Environment minister Sigmar Gabriel said Germany's policy of closing plants should move more quickly, after the Kruemmel reactor failed to complete a restart over the weekend and instead stopped working, causing power cuts.
Chancellor Angela Merkel via a spokesman rebuffed the minister, sticking to her demands of a more relaxed nuclear exit programme after the national election on Sept. 27.
Gabriel also said his party, the Social Democrats (SPD), will ensure that the exit programme will be tightened rather than relaxed, as is wished by the Conservatives (CDU), the SPD's stronger partners in the government.
He said Germany's eight oldest reactors should shut immediately and newer ones should not be allowed to operate longer.
"On September 27, Germans will decide whether this and seven other reactors can run longer, as Merkel ... wants, or if we can finally switch off ... eight of these difficult reactors," Gabriel told German television.
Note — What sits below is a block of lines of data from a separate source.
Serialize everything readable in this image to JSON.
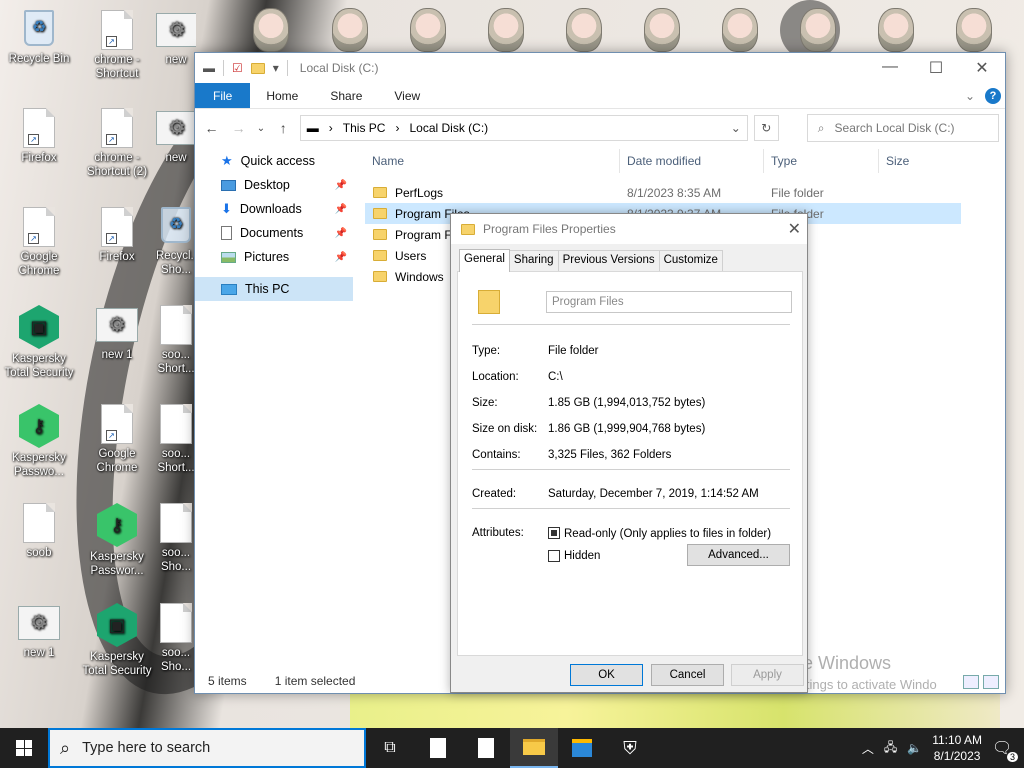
{
  "desktop": {
    "icons": [
      {
        "label": "Recycle Bin",
        "icon": "recycle-bin-icon"
      },
      {
        "label": "chrome - Shortcut",
        "icon": "document-icon"
      },
      {
        "label": "new",
        "icon": "gear-doc-icon"
      },
      {
        "label": "Firefox",
        "icon": "document-icon"
      },
      {
        "label": "chrome - Shortcut (2)",
        "icon": "document-icon"
      },
      {
        "label": "new",
        "icon": "gear-doc-icon"
      },
      {
        "label": "Google Chrome",
        "icon": "document-icon"
      },
      {
        "label": "Firefox",
        "icon": "document-icon"
      },
      {
        "label": "Recycl... Sho...",
        "icon": "recycle-bin-icon"
      },
      {
        "label": "Kaspersky Total Security",
        "icon": "kaspersky-icon"
      },
      {
        "label": "new 1",
        "icon": "gear-doc-icon"
      },
      {
        "label": "soo... Short...",
        "icon": "face-icon"
      },
      {
        "label": "Kaspersky Passwo...",
        "icon": "kaspersky-key-icon"
      },
      {
        "label": "Google Chrome",
        "icon": "document-icon"
      },
      {
        "label": "soo... Short...",
        "icon": "document-icon"
      },
      {
        "label": "soob",
        "icon": "document-icon"
      },
      {
        "label": "Kaspersky Passwor...",
        "icon": "kaspersky-key-icon"
      },
      {
        "label": "soo... Sho...",
        "icon": "face-icon"
      },
      {
        "label": "new 1",
        "icon": "gear-doc-icon"
      },
      {
        "label": "Kaspersky Total Security",
        "icon": "kaspersky-icon"
      },
      {
        "label": "soo... Sho...",
        "icon": "face-icon"
      }
    ]
  },
  "explorer": {
    "title": "Local Disk (C:)",
    "ribbon": {
      "file": "File",
      "home": "Home",
      "share": "Share",
      "view": "View"
    },
    "address": {
      "this_pc": "This PC",
      "location": "Local Disk (C:)"
    },
    "search_placeholder": "Search Local Disk (C:)",
    "nav": {
      "quick_access": "Quick access",
      "desktop": "Desktop",
      "downloads": "Downloads",
      "documents": "Documents",
      "pictures": "Pictures",
      "this_pc": "This PC"
    },
    "columns": {
      "name": "Name",
      "date": "Date modified",
      "type": "Type",
      "size": "Size"
    },
    "files": [
      {
        "name": "PerfLogs",
        "date": "8/1/2023 8:35 AM",
        "type": "File folder"
      },
      {
        "name": "Program Files",
        "date": "8/1/2023 9:37 AM",
        "type": "File folder"
      },
      {
        "name": "Program Fi",
        "date": "",
        "type": "der"
      },
      {
        "name": "Users",
        "date": "",
        "type": "der"
      },
      {
        "name": "Windows",
        "date": "",
        "type": "der"
      }
    ],
    "status": {
      "items": "5 items",
      "selected": "1 item selected"
    },
    "watermark": {
      "line1": "Activate Windows",
      "line2": "Go to Settings to activate Windo"
    }
  },
  "dialog": {
    "title": "Program Files Properties",
    "tabs": [
      "General",
      "Sharing",
      "Previous Versions",
      "Customize"
    ],
    "name_value": "Program Files",
    "props": {
      "type_k": "Type:",
      "type_v": "File folder",
      "location_k": "Location:",
      "location_v": "C:\\",
      "size_k": "Size:",
      "size_v": "1.85 GB (1,994,013,752 bytes)",
      "sizeondisk_k": "Size on disk:",
      "sizeondisk_v": "1.86 GB (1,999,904,768 bytes)",
      "contains_k": "Contains:",
      "contains_v": "3,325 Files, 362 Folders",
      "created_k": "Created:",
      "created_v": "Saturday, December 7, 2019, 1:14:52 AM",
      "attributes_k": "Attributes:"
    },
    "readonly_label": "Read-only (Only applies to files in folder)",
    "hidden_label": "Hidden",
    "advanced": "Advanced...",
    "ok": "OK",
    "cancel": "Cancel",
    "apply": "Apply"
  },
  "taskbar": {
    "search_placeholder": "Type here to search",
    "time": "11:10 AM",
    "date": "8/1/2023",
    "notifications": "3"
  }
}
Vattenfall Europe's [VATN.UL] Kruemmel power station went off the grid at midday on Saturday when a transformer short-circuited after running at half load ahead of the botched full reopening.
This came after another transformer malfunction on Wednesday caused the go-slow, soon after the plant had restarted on June 28 in the wake of a two-year outage caused by a safety-related incident in the summer of 2007.
Kruemmel was built in 1984 and was meant to close in 2018 under a nuclear exit deal agreed in 2001, under which all 17 German reactors will close by 2021 at the latest.
The Conservatives want to allow longer running times, while stopping short of any new construction of nuclear plants.
Merkel believes nuclear is an important bridging energy before renewable energies become fully commercially viable and that decentralised supervision works successfully, deputy government spokesman Thomas Steg told reporters in Berlin.
Vattenfall on Sunday apologised for the problems, pledging an scrupulous investigation.
A Vattenfall spokeswoman said on Monday there was no time schedule for when results of the assessment would be publishable, nor for the likely restart of the plant.
"The analysis is underway," she said, adding the reopening "certainly would not be a matter of days."
Vattenfall had initially informed the police, not nuclear supervisors in the state of Schleswig Holstein where Kruemmel is situated, which prompted Gabriel to seize control.
Sector peer E.ON (EONGn.DE) owns 50 percent of Kruemmel but Vattenfall has always had the operational lead.